Of course. I just stopped hustling last year. I would come back from fucking Europe, wherever, and go back to the projects and sit on the bench and answer my phone and get my money. That was last year. That's why if you look at the "Feelings" video, French drops me off in the projects. Some little kid is worried about a "million-dollar rapper" and he doesn't realize I live in the same projects. That's real life. I don't live in the projects now but for a while, that was the situation.
What kept you motivated in dire times?
I always knew I was well equipped to compete with anyone else doing this shit. I believe in me. If you can hustle one thing, you can hustle the next.
I recently interviewed Troy Ave and he drew the analogy between selling drugs in NYC and the music industry.
Definitely. You have to. When you're selling drugs, in order to get to the "sale," when this person is putting money in your hands and you're giving them a product, it's things you gotta go through. You gotta watch for the police. You gotta watch for the niggas trying to rob you. You gotta watch for the bitch in the window that's working with the police. There's so much shit. Same thing with music. You can't get to the bag without dealing with the haters, the cum drinkers, the fucking devils. You gotta maneuver your way through the same shit to get to the prize. I honestly, think it's easier to go to the NBA than be a successful rapper.
Why not just get a nice 9-to-5 job and live a simple life then?

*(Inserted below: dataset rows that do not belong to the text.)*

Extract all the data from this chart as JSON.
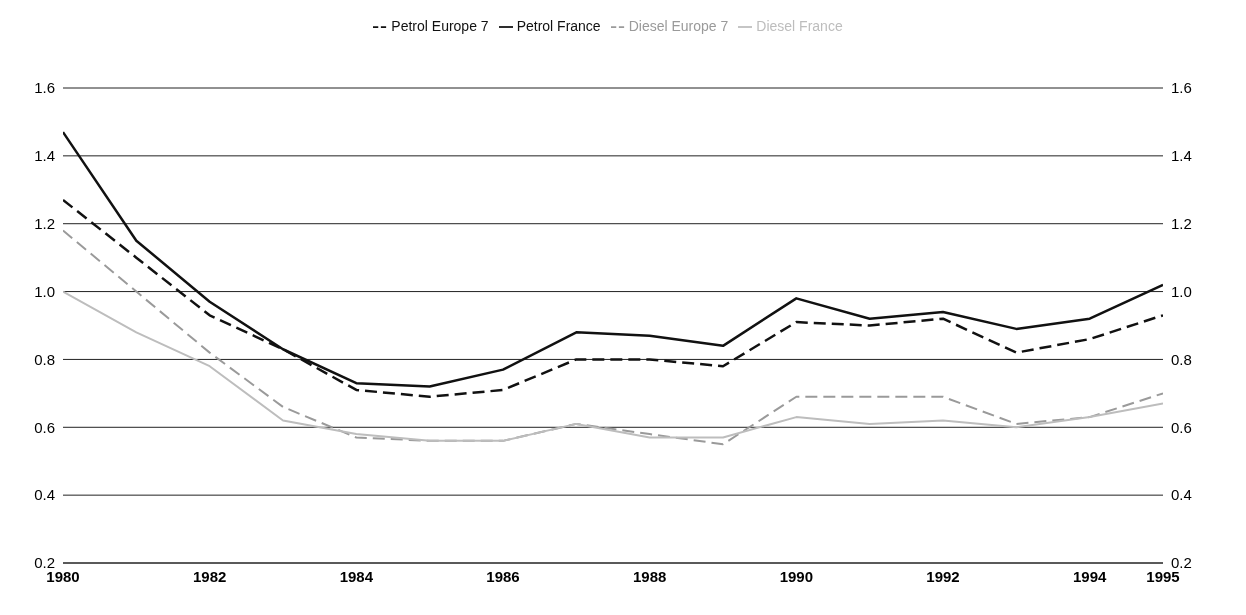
{
  "chart_data": {
    "type": "line",
    "x": [
      1980,
      1981,
      1982,
      1983,
      1984,
      1985,
      1986,
      1987,
      1988,
      1989,
      1990,
      1991,
      1992,
      1993,
      1994,
      1995
    ],
    "series": [
      {
        "name": "Petrol Europe 7",
        "color": "#111111",
        "line_style": "dashed",
        "values": [
          1.27,
          1.1,
          0.93,
          0.83,
          0.71,
          0.69,
          0.71,
          0.8,
          0.8,
          0.78,
          0.91,
          0.9,
          0.92,
          0.82,
          0.86,
          0.93
        ]
      },
      {
        "name": "Petrol France",
        "color": "#111111",
        "line_style": "solid",
        "values": [
          1.47,
          1.15,
          0.97,
          0.83,
          0.73,
          0.72,
          0.77,
          0.88,
          0.87,
          0.84,
          0.98,
          0.92,
          0.94,
          0.89,
          0.92,
          1.02
        ]
      },
      {
        "name": "Diesel Europe 7",
        "color": "#9a9a9a",
        "line_style": "dashed",
        "values": [
          1.18,
          1.0,
          0.82,
          0.66,
          0.57,
          0.56,
          0.56,
          0.61,
          0.58,
          0.55,
          0.69,
          0.69,
          0.69,
          0.61,
          0.63,
          0.7
        ]
      },
      {
        "name": "Diesel France",
        "color": "#bdbdbd",
        "line_style": "solid",
        "values": [
          1.0,
          0.88,
          0.78,
          0.62,
          0.58,
          0.56,
          0.56,
          0.61,
          0.57,
          0.57,
          0.63,
          0.61,
          0.62,
          0.6,
          0.63,
          0.67
        ]
      }
    ],
    "xlim": [
      1980,
      1995
    ],
    "xticks": [
      1980,
      1982,
      1984,
      1986,
      1988,
      1990,
      1992,
      1994,
      1995
    ],
    "ylim": [
      0.2,
      1.6
    ],
    "yticks": [
      0.2,
      0.4,
      0.6,
      0.8,
      {
        "value": 1,
        "label": "1.0"
      },
      1.2,
      1.4,
      1.6
    ],
    "y2lim": [
      0.2,
      1.6
    ],
    "y2ticks": [
      0.2,
      0.4,
      0.6,
      0.8,
      {
        "value": 1,
        "label": "1.0"
      },
      1.2,
      1.4,
      1.6
    ],
    "grid": "y",
    "legend": "top",
    "marker": "none"
  }
}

At one point, it was like that. That's not what I want for myself. I like nice things. I like pretty girls. I like for my kids to have nice things. You can't do that in America now with no fucking 9-to-5. You're gonna have to do something illegal on the side. I sleep good at night. At one point, I didn't. That had nothing to do with music. That was the streets. I don't deal with the same demons I had a few years ago. Everything is pretty much level.
What kind of demons are we talking?
When you out in the streets doing fucked up shit, fucked up shit comes back to you. Like it's fucked up to sell drugs to your neighbor's mother. Like when you really think about it the shit-- I'm not knocking those that don't see that--but that's the type of shit I was doing. I didn't look at it like I was doing anything wrong to that lady. Her kids would be in the hallway and I'm doing that shit. That shit don't balance out. For what? So I can get some sneakers and an outfit? Flash some money in front of some hoes? That kid is gonna remember his Moms was a crackhead. If you really think about it, it's karma.